Vincent Keller received his Master degree in Computer Science from the University of Geneva (Switzerland) in 2004, and his PhD degree in 2008 from the Swiss Federal Institute of Technology (EPFL) in the HPCN and HPC Grids fields. Since 2009, Dr. Vincent Keller holds a full-time researcher position at University of Bonn in Germany. His research interests are in HPC applications analysis, Grid and cluster computing and energy efficiency of large computing ecosystems.

Rezensionen
Aus den Rezensionen:

"... wird die Relevanz dieses Buchs schnell klar. Dieses systematische Buch setzt sich dafür ein, dass so wohl Rechenleistung als auch Stromverbrauch bei Hochleistungsrechnern realistisch ... ist das Buch eine Inspirationsquelle für alle, die sich mit der Verbrauchssenkung bei schnellen Rechnern befassen."

(in: Bulletin electrosuisse, 2/July/2010, Issue 7, S. 121)
From the reviews:

"The current book "HPC@Green IT" by Ralf Gruber and Vincent Keller is unique in addressing all of these topics in a coherent and systematic way and in doing so fills an important gap. The methods presented and their integration have the potential to influence power efficiency and consumption on various scales of the system architectures and should ultimately help the 'greening' of HPC computing. "
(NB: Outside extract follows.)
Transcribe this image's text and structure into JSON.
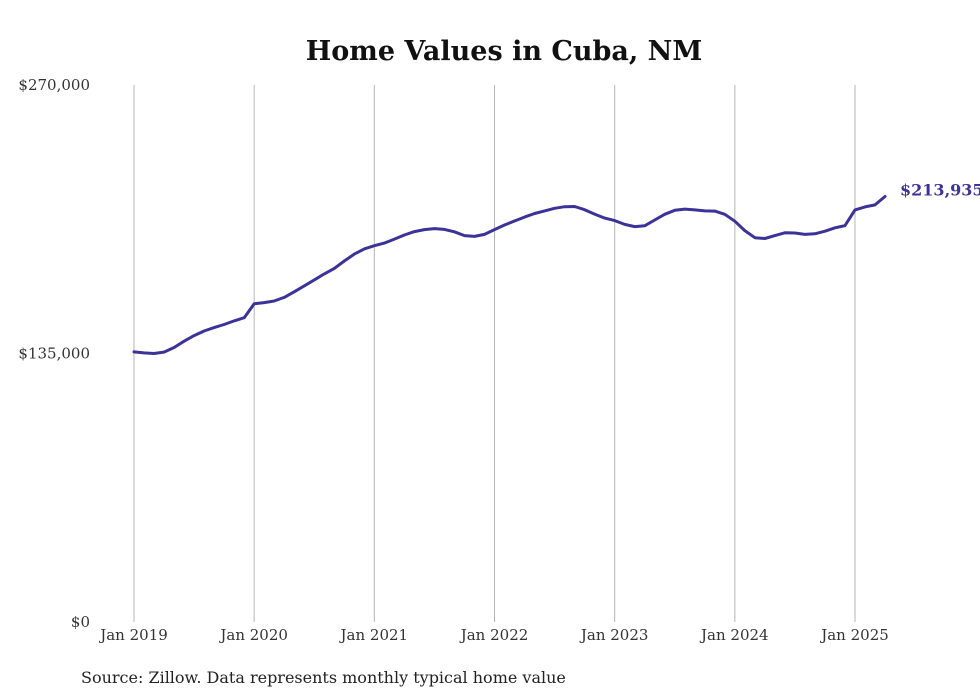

Dr. Erich Strohmaier, Lawrence Berkeley Laboratory, August 2009

"The book familiarizes readers with this topic and provides a collection of techniques for green high-performance computing (HPC). ... In summary, this well-written book includes a lot of colorful graphs/charts, tables, and benchmark results. ... Whereas the authors mainly discuss techniques like frequency scaling (to reduce power usage) and compiler optimization (to reduce execution time), there are other techniques that can improve a system's efficiency--for example, dynamic powering on/off servers." (Michele Mazzucco, ACM Computing Reviews, August, 2010)